La dimension réglementaire constitue un enjeu pratique distinct. Les installations fonctionnant dans des cadres qui exigent l’enregistrement automatisé des données et la traçabilité des cycles — telles que celles soumises aux exigences de la norme 21 CFR Partie 11 — ont besoin de systèmes capables de générer des pistes d’audit complètes et ininterrompues pour chaque cycle. Les systèmes à régulation PID dotés d’un enregistrement intégré des données des capteurs sont mieux à même de répondre à ces attentes. Un système tout ou rien n’est pas intrinsèquement non conforme, mais la mise en place d’une piste d’audit défendable autour de celui-ci nécessite généralement une infrastructure supplémentaire de capture de données, qu’il est plus facile d’intégrer dès la conception de la machine que de l’installer a posteriori.
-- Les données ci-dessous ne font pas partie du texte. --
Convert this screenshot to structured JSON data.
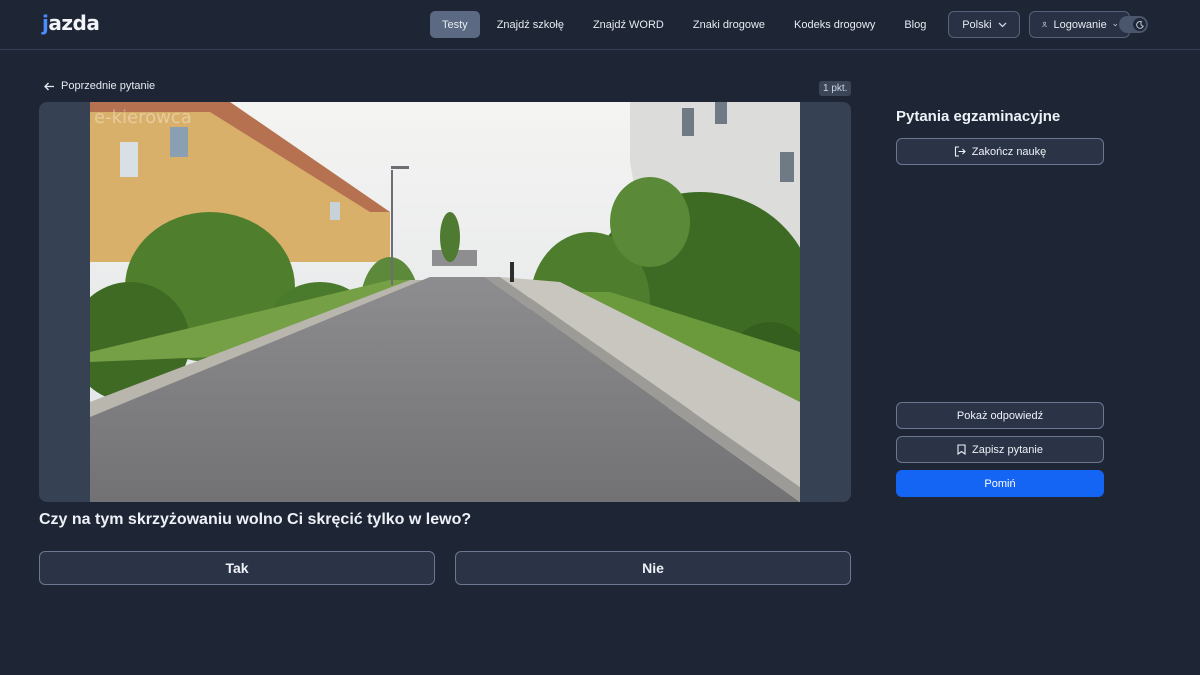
{
  "header": {
    "logo": "jazda",
    "nav": [
      {
        "label": "Testy",
        "active": true
      },
      {
        "label": "Znajdź szkołę"
      },
      {
        "label": "Znajdź WORD"
      },
      {
        "label": "Znaki drogowe"
      },
      {
        "label": "Kodeks drogowy"
      },
      {
        "label": "Blog"
      }
    ],
    "language_label": "Polski",
    "login_label": "Logowanie"
  },
  "question_area": {
    "prev_label": "Poprzednie pytanie",
    "points": "1 pkt.",
    "watermark": "e-kierowca",
    "question": "Czy na tym skrzyżowaniu wolno Ci skręcić tylko w lewo?",
    "answers": [
      "Tak",
      "Nie"
    ]
  },
  "sidebar": {
    "title": "Pytania egzaminacyjne",
    "end_label": "Zakończ naukę",
    "show_answer_label": "Pokaż odpowiedź",
    "save_label": "Zapisz pytanie",
    "skip_label": "Pomiń"
  },
  "colors": {
    "background": "#1e2636",
    "accent": "#1565f5",
    "logo_accent": "#4a8dff"
  }
}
AspectInjection à régulation PIDInjection « tout ou rien »
Stabilité de la concentration pendant la phase de maintienLes données fournies en temps réel par les capteurs permettent d'ajuster automatiquement l'injection afin de maintenir une concentration stableInjection à intervalles fixes ou manuelle ; la concentration peut varier en dehors de la plage cible
Conformité réglementaire (CFR 21, partie 11)Prend en charge l'enregistrement automatisé des données et le contrôle des cycles à des fins de traçabilitéPeut reposer sur une saisie manuelle ou un enregistrement élémentaire des cycles ; il est plus difficile de répondre pleinement aux exigences en matière de piste d'audit
Répétabilité du cycleLa régulation en boucle fermée garantit la cohérence des paramètres d'un cycle à l'autrePlus sensible aux variations liées aux actions de l'opérateur ou aux changements environnementaux
Intégration des capteursUtilise des capteurs de concentration, d'humidité et de pression pour un réglage en continuIl manque souvent un retour d'information des capteurs ; le contrôle repose sur des minuteries préréglées

En matière d'approvisionnement, cela signifie qu'une injection intermittente peut sembler acceptable lors de l'examen du cahier des charges, mais devenir un écart de conformité uniquement lors d'un audit ou d'une revalidation, lorsque l'absence de données de cycle continu rend plus difficile la démonstration de la cohérence d'un cycle à l'autre. Si l'installation doit répondre à des exigences d'audit en matière de contrôles de processus, cette contrainte doit être mentionnée dans le cahier des charges fonctionnel (URS) avant l'évaluation des options des machines, et non identifiée comme un écart après l'installation du système.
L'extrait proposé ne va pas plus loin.